Explicó que las emociones siempre han estado presentes en las personas y que el hecho de que actualmente exista mayor capacidad para identificarlas y expresarlas no significa que niñas, niños y adolescentes sean más débiles.
Incluso, llamó a los adultos a revisar las condiciones en las que están creciendo las nuevas generaciones antes de responsabilizarlas exclusivamente por sus dificultades emocionales.
En este sentido, reconoció que las redes sociales tienen un impacto importante, pero advirtió que no son el único factor. También consideró necesario generar espacios públicos seguros para que los jóvenes puedan convivir presencialmente y desarrollar vínculos sociales saludables.
Límites y disciplina también forman parte de una crianza saludable
Respecto a la crianza, la directora del Ceposami sostuvo que establecer límites no es contrario a validar las emociones de los menores.
“Los límites son amor porque los límites son certeza”, afirmó, al explicar que un padre puede mantener una regla sin recurrir a gritos, humillaciones o descalificaciones.
Como ejemplo, señaló que un niño puede sentirse frustrado porque se terminó el tiempo frente a una pantalla, pero eso no significa que los padres deban modificar el límite establecido. Al mismo tiempo, la emoción del menor puede ser reconocida y acompañada.

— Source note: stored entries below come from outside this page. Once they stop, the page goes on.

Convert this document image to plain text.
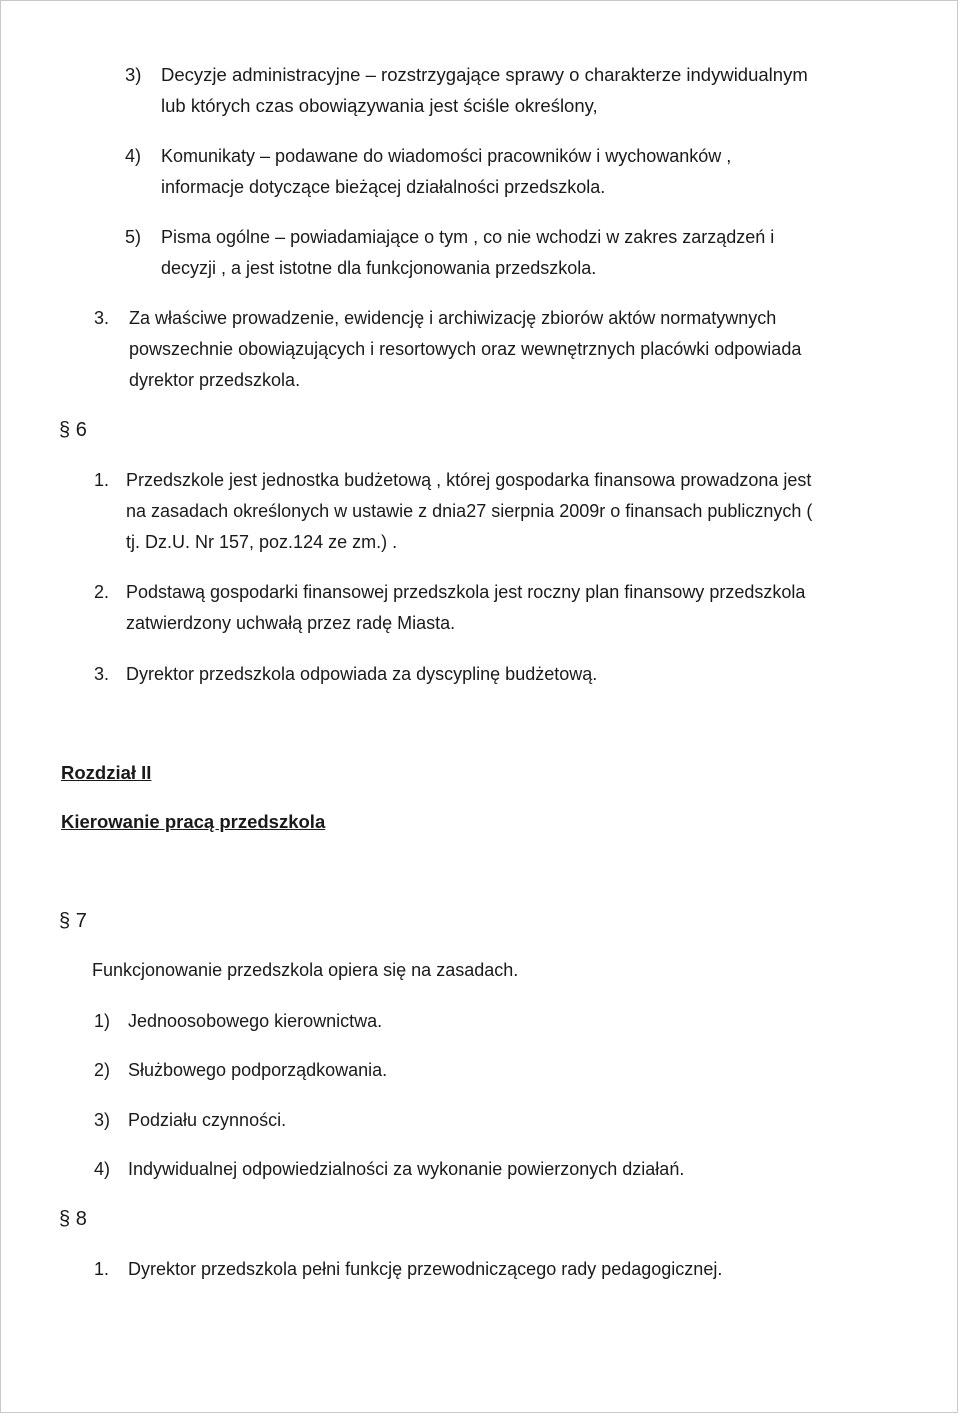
3) Decyzje administracyjne – rozstrzygające sprawy o charakterze indywidualnym
lub których czas obowiązywania jest ściśle określony,
4) Komunikaty – podawane do wiadomości pracowników i wychowanków ,
informacje dotyczące bieżącej działalności przedszkola.
5) Pisma ogólne – powiadamiające o tym , co nie wchodzi w zakres zarządzeń i
decyzji , a jest istotne dla funkcjonowania przedszkola.
3. Za właściwe prowadzenie, ewidencję i archiwizację zbiorów aktów normatywnych
powszechnie obowiązujących i resortowych oraz wewnętrznych placówki odpowiada
dyrektor przedszkola.
§ 6
1. Przedszkole jest jednostka budżetową , której gospodarka finansowa prowadzona jest
na zasadach określonych w ustawie z dnia27 sierpnia 2009r o finansach publicznych (
tj. Dz.U. Nr 157, poz.124 ze zm.) .
2. Podstawą gospodarki finansowej przedszkola jest roczny plan finansowy przedszkola
zatwierdzony uchwałą przez radę Miasta.
3. Dyrektor przedszkola odpowiada za dyscyplinę budżetową.
Rozdział II
Kierowanie pracą przedszkola
§ 7
Funkcjonowanie przedszkola opiera się na zasadach.
1) Jednoosobowego kierownictwa.
2) Służbowego podporządkowania.
3) Podziału czynności.
4) Indywidualnej odpowiedzialności za wykonanie powierzonych działań.
§ 8
1. Dyrektor przedszkola pełni funkcję przewodniczącego rady pedagogicznej.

Choda también llamó a los adultos a enseñar mediante el ejemplo, pues consideró contradictorio exigir a un niño que no grite mientras el propio adulto utiliza los gritos para resolver una situación.
Ceposami busca ampliar la prevención
La directora informó que uno de los trabajos que ya desarrolla el centro es la capacitación de psicólogos de los DIF municipales para que puedan identificar problemas de salud mental, realizar una valoración inicial y canalizar a los pacientes hacia la institución correspondiente.
Además, señaló que Ceposami ofrece capacitaciones gratuitas a escuelas que las solicitan, siempre que exista disponibilidad de los especialistas.
Otro de los objetivos es visibilizar condiciones como las altas capacidades, que pueden formar parte de la neurodivergencia, para favorecer que quienes las presentan tengan acceso a espacios adecuados para su desarrollo.
Finalmente, Choda subrayó que uno de los mayores retos continúa siendo reducir la brecha de acceso a los servicios de salud mental, pues no basta con contar con instalaciones especializadas si las familias enfrentan dificultades económicas, laborales, de traslado o de acompañamiento para llevar a un menor a recibir atención.
La especialista llamó a padres, docentes e instituciones a involucrarse en la prevención y atención de la salud mental, al considerar que el bienestar emocional de niñas, niños y adolescentes es una responsabilidad colectiva.